我检查过,Azure HDInsight 3.5 也使用相同的 Spark 版本,所以我认为这不是 Spark 版本的问题。
import org.apache.spark.sql.types._
val sourceFile = "C:\\2017\\datetest"
val sourceSchemaStruct = new StructType()
.add("EventDate",DataTypes.TimestampType)
.add("Name",DataTypes.StringType)
val df = spark.read
.format("com.databricks.spark.csv")
.option("header","true")
.option("delimiter","|")
.option("mode","FAILFAST")
.option("inferSchema","false")
.option("dateFormat","yyyy/MM/dd HH:mm:ss.SSS")
.schema(sourceSchemaStruct)
.load(sourceFile)
整个异常如下:
Caused by: java.lang.IllegalArgumentException: Timestamp format must be yyyy-mm-dd hh:mm:ss[.fffffffff]
at java.sql.Timestamp.valueOf(Timestamp.java:237)
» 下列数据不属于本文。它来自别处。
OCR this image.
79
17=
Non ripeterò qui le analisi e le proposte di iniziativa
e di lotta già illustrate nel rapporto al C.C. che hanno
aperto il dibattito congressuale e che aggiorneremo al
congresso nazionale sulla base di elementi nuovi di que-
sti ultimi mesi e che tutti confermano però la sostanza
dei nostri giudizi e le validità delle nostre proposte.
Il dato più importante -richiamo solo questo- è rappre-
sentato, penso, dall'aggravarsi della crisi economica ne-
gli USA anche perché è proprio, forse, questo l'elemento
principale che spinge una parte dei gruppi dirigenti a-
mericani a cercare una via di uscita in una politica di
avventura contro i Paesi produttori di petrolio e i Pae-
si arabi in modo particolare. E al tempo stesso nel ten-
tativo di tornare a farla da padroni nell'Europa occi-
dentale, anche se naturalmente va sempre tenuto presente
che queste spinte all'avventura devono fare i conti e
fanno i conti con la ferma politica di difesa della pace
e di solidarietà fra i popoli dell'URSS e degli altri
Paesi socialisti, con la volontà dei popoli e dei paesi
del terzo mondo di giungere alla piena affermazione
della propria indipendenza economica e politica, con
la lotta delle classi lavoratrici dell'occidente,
at org.apache.spark.sql.catalyst.util.DateTimeUtils$.stringToTime(DateTimeUtils.scala:179)
at org.apache.spark.sql.execution.datasources.csv.UnivocityParser$$anonfun$makeConverter$9$$anonfun$apply$13$$anonfun$apply$2.apply$mcJ$sp(UnivocityParser.scala:142)
at org.apache.spark.sql.execution.datasources.csv.UnivocityParser$$anonfun$makeConverter$9$$anonfun$apply$13$$anonfun$apply$2.apply(UnivocityParser.scala:142)
at org.apache.spark.sql.execution.datasources.csv.UnivocityParser$$anonfun$makeConverter$9$$anonfun$apply$13$$anonfun$apply$2.apply(UnivocityParser.scala:142)
at scala.util.Try.getOrElse(Try.scala:79)
at org.apache.spark.sql.execution.datasources.csv.UnivocityParser$$anonfun$makeConverter$9$$anonfun$apply$13.apply(UnivocityParser.scala:139)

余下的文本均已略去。